Como ler uma fotografia, de Richard Salked, ajuda a compreender a linguagem que vem se tornando cada vez mais popular no mundo contemporâneo

por 31/01/2015 00:13
Eddie Adams/reprodução
Eddie Adams/reprodução (foto: Eddie Adams/reprodução)
Walter Sebastião



Assim como ocorreu com as exposições de fotografia, aumentou consideravelmente a bibliografia dedicada a essa linguagem. Boa parte dela traz ensaios ou generosos portfólios de autores modernos ou contemporâneos, possibilitando amplo acesso a obras completas. Acrescente-se a presença significativa de estudos no geral (mas não só) historiográficos, dedicados a questões pertinentes ou abordando as transformações que a popularização da foto trouxe para o contexto social e estético.

Não há como deixar de registrar também as movimentações ligadas à formação e à difusão de coleções, o que influi na criação de um ambiente propício à reflexão sobre um tema caro à cultura contemporânea.

Como ler uma fotografia, de Richard Salked, reflete tal contexto, mas o faz trabalhando um aspecto raro quando se trata desse tema: o olhar interpretativo. Não só se analisa a imagem, o que já é ótimo, mas oferece-se iniciação aos procedimentos analíticos, com direito a pequenos estudos de casos e breves exercícios para os interessados em apurar sua visão da fotografia.

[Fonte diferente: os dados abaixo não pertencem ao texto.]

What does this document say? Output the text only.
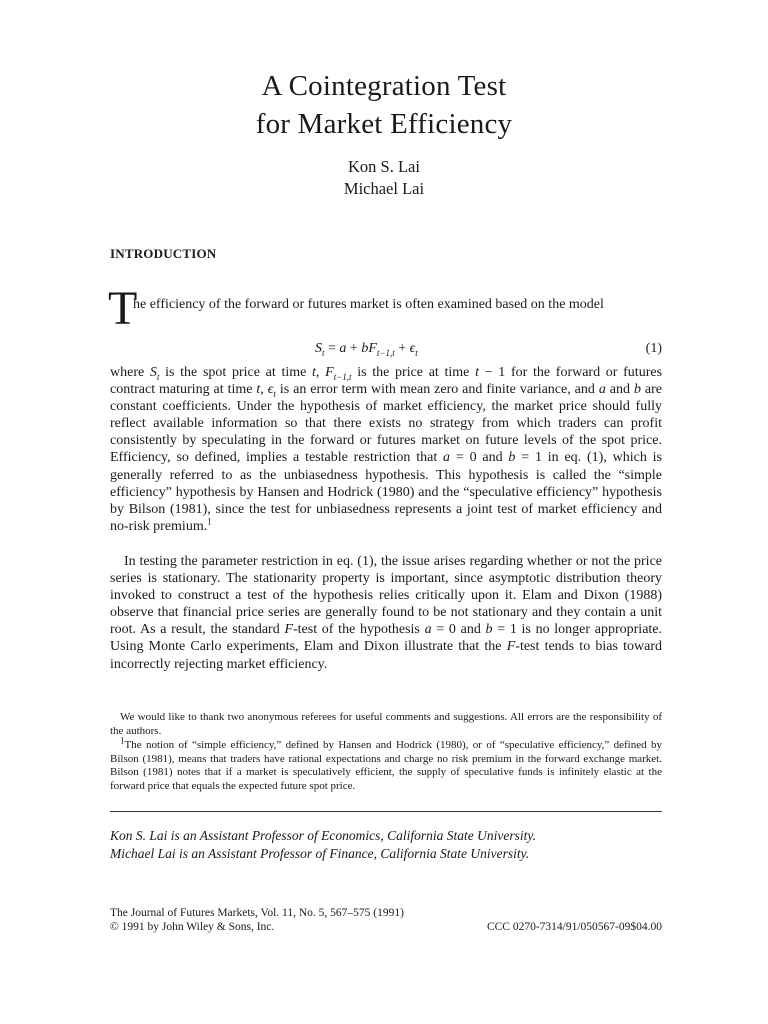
A Cointegration Test
for Market Efficiency
Kon S. Lai
Michael Lai
INTRODUCTION
T
he efficiency of the forward or futures market is often examined based on the model
$S_t = a + bF_{t-1,t} + \epsilon_t$	(1)
where $S_t$ is the spot price at time t, $F_{t-1,t}$ is the price at time t − 1 for the forward or futures contract maturing at time t, $\epsilon_t$ is an error term with mean zero and finite variance, and a and b are constant coefficients. Under the hypothesis of market efficiency, the market price should fully reflect available information so that there exists no strategy from which traders can profit consistently by speculating in the forward or futures market on future levels of the spot price. Efficiency, so defined, implies a testable restriction that a = 0 and b = 1 in eq. (1), which is generally referred to as the unbiasedness hypothesis. This hypothesis is called the “simple efficiency” hypothesis by Hansen and Hodrick (1980) and the “speculative efficiency” hypothesis by Bilson (1981), since the test for unbiasedness represents a joint test of market efficiency and no-risk premium.$^1$
In testing the parameter restriction in eq. (1), the issue arises regarding whether or not the price series is stationary. The stationarity property is important, since asymptotic distribution theory invoked to construct a test of the hypothesis relies critically upon it. Elam and Dixon (1988) observe that financial price series are generally found to be not stationary and they contain a unit root. As a result, the standard F-test of the hypothesis a = 0 and b = 1 is no longer appropriate. Using Monte Carlo experiments, Elam and Dixon illustrate that the F-test tends to bias toward incorrectly rejecting market efficiency.
We would like to thank two anonymous referees for useful comments and suggestions. All errors are the responsibility of the authors.
$^1$The notion of “simple efficiency,” defined by Hansen and Hodrick (1980), or of “speculative efficiency,” defined by Bilson (1981), means that traders have rational expectations and charge no risk premium in the forward exchange market. Bilson (1981) notes that if a market is speculatively efficient, the supply of speculative funds is infinitely elastic at the forward price that equals the expected future spot price.
Kon S. Lai is an Assistant Professor of Economics, California State University.
Michael Lai is an Assistant Professor of Finance, California State University.
The Journal of Futures Markets, Vol. 11, No. 5, 567–575 (1991)
© 1991 by John Wiley & Sons, Inc.	CCC 0270-7314/91/050567-09$04.00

O volume se divide nos capítulos “O que é uma fotografia?”, “Leitura de sinais”, “Verdades e mentiras”, “Identidade”, “O Grande Irmão está de olho em você” e “Estética” – títulos que revelam a abrangência da abordagem do autor e a pertinência do percurso proposto.



CLAREZA


Um primeiro aspecto que chama a atenção é a capacidade de Richard Salked de tornar claros temas complexos. O texto, relativamente sintético, nunca é redutor. Surpreende a habilidade do estudioso em deslizar pelas múltiplas, contraditórias e dúbias manifestações da fotografia. O interesse é abrir horizontes, mais do que apresentar visões dogmáticas.

Pode-se até gostar mais ou menos, ou até não gostar (e preferir outras abordagens), do método proposto (e defendido) por Richard Salked: o semiótico. Mas é difícil discordar de que para uma introdução à “leitura” das imagens, tal abordagem é eficaz, pois estimula a percepção mais detalhada do visto e das relações entre os elementos da imagem.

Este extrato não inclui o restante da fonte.